Last month, Valspar and Sherwin-Williams issued the following joint statement: “Given the complementary nature of the businesses and the benefits this transaction will provide to customers, Sherwin-Williams and Valspar continue to believe that no or minimal divestitures should be required to complete the transaction.”
The deal must be approved by shareholders and regulators and there are already indications of speed bumps.
In April, at least three law firms launched investigations into the deal and issued public inquiries looking for shareholders who felt aggrieved by the merger proposal. Late last month, Mitsopoulos filed his lawsuit seeking class-action status, more information and an order preventing the merger.
Also last month, the Federal Trade Commission requested its second round of information about the deal from both companies as part of the Hart-Scott-Rodino Antitrust Improvements Act of 1976. Valspar called a special shareholders meeting for June 29 so they can vote on the merger deal.
This week, the company responded to Mitsopoulos’ lawsuit, saying that Valspar had already disclosed all material information related to the company’s sale to both shareholders and the SEC. The information was relayed when Valspar filed its proxy statement. Valspar “denies that any supplemental disclosure is necessary,” company officials said.
If the acquisition by Sherwin-Williams is approved, the deal creating an entity with combined $15 billion in annual revenue would not close until next year.
Valspar shares closed Friday at $108.17, up 22 cents. Since the acquisition was announced in March, Valspar stock has shot from $83 a share to a 52-week-high of more than $108.

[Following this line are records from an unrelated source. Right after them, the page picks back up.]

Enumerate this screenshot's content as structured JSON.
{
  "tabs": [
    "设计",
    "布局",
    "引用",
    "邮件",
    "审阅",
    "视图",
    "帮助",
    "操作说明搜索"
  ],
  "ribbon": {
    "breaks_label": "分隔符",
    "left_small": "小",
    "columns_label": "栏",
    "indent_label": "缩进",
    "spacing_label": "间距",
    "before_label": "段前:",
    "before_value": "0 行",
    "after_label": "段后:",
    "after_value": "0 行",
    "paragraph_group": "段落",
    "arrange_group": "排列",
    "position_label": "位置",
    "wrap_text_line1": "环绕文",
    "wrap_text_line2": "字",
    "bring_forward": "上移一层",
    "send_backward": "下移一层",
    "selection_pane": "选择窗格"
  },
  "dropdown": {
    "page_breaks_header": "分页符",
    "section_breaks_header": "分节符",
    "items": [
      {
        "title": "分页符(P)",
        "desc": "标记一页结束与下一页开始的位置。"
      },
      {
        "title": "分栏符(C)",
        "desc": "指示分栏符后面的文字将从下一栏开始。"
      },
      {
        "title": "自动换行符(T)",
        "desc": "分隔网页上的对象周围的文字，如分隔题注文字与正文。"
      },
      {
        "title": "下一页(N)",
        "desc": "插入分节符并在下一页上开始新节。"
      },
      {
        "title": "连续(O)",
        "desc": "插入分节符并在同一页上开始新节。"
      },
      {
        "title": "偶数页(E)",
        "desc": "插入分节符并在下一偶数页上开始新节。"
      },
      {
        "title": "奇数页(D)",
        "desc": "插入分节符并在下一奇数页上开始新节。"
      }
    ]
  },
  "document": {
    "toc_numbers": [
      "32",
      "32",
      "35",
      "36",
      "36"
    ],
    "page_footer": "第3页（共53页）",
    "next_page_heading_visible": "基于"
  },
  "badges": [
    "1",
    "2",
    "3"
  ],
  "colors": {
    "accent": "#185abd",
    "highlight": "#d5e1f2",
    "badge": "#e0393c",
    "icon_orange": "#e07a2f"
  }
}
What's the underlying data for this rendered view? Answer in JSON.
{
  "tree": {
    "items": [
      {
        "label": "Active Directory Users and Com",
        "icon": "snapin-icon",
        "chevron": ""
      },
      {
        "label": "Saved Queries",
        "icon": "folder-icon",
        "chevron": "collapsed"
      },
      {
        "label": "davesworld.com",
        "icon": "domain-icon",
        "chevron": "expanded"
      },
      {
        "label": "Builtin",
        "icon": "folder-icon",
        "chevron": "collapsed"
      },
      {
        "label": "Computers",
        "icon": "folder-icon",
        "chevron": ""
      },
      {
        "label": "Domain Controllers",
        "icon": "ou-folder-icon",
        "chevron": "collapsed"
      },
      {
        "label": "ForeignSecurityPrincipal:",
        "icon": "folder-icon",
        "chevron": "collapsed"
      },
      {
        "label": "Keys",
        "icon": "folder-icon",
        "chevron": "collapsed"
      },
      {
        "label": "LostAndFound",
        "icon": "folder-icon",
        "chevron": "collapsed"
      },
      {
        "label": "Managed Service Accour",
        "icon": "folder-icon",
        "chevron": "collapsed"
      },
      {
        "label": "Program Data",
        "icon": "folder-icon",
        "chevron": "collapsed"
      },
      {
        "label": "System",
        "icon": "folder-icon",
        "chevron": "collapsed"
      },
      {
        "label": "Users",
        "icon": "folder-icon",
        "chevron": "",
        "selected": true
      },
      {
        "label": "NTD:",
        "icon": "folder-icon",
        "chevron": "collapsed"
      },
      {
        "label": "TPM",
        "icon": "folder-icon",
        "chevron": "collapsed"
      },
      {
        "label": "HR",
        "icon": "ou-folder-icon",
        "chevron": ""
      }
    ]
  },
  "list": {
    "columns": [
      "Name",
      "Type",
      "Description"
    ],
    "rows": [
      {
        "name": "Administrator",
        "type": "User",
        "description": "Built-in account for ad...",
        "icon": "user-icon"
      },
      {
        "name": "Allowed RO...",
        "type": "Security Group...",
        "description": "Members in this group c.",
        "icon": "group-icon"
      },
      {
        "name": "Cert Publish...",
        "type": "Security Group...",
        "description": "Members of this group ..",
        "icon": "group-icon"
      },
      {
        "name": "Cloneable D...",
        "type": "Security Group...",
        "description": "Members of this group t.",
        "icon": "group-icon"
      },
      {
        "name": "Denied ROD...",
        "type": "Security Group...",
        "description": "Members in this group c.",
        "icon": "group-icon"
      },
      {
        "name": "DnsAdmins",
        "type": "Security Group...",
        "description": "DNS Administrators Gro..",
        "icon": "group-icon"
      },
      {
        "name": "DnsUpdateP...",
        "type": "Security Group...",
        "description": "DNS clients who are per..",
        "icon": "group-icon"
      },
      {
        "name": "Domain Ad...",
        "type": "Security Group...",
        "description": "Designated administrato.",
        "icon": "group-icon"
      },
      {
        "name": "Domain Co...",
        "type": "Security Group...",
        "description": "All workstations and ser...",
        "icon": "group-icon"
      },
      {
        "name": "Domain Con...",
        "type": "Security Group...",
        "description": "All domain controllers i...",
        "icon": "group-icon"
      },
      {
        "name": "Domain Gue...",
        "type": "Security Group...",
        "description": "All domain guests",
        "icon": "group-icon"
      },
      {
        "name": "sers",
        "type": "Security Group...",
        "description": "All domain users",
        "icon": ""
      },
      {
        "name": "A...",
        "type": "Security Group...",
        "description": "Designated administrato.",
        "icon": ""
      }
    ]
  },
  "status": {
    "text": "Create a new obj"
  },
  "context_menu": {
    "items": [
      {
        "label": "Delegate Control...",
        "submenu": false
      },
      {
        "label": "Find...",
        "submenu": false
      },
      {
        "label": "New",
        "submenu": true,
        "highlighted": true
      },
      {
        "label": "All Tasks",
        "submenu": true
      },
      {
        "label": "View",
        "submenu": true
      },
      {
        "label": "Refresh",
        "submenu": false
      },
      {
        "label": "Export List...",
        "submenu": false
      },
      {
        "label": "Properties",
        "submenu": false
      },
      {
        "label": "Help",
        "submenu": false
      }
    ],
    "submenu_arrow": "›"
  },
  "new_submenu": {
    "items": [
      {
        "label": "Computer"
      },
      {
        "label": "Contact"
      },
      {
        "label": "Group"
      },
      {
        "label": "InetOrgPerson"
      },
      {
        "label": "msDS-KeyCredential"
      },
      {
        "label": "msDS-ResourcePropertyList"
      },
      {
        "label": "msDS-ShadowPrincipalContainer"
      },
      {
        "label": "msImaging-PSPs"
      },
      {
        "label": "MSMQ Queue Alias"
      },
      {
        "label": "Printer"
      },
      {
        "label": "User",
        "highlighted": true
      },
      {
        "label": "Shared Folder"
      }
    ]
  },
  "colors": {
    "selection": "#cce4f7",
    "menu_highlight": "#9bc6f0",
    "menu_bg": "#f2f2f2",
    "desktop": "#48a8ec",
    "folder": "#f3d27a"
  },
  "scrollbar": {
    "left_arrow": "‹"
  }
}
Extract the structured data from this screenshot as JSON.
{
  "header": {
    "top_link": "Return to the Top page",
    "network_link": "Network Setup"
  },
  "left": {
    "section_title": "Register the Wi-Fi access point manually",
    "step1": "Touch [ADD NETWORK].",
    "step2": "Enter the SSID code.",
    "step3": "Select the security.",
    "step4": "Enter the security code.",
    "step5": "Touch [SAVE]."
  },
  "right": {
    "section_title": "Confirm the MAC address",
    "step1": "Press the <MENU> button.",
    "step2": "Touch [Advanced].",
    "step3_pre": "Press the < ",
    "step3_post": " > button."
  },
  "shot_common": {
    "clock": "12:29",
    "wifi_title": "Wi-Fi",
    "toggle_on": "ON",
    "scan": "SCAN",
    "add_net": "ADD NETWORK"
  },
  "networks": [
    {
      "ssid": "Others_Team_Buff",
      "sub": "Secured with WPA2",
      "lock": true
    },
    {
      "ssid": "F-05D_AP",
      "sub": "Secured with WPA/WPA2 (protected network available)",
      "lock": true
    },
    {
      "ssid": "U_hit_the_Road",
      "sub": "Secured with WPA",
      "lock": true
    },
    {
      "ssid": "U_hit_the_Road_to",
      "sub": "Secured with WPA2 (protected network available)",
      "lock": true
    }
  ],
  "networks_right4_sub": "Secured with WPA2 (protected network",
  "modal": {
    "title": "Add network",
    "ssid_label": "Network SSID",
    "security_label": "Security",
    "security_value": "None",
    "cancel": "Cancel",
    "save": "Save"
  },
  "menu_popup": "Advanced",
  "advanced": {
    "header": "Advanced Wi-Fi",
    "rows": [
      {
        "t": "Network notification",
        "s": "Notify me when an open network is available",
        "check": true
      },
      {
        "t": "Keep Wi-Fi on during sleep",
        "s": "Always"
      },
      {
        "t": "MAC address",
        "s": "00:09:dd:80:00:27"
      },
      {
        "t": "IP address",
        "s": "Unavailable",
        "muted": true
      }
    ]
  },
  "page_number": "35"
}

In the company’s proxy statement filed May 25, Valspar disclosed how the merger deal came to be. In January 2016, Valspar CEO Gary Hendrickson called former Sherwin-Williams CEO Christopher M. Connor to ask if Sherwin-Williams was still interested in Valspar. The discussions that followed put Sherwin-Williams in the front-runner seat to acquire the company. Valspar’s board had been in merger talks with another, unnamed company since early 2015. Now that deal was dead and Sherwin-Williams signed an agreement saying it was willing to pay up to $113 per share for Valspar.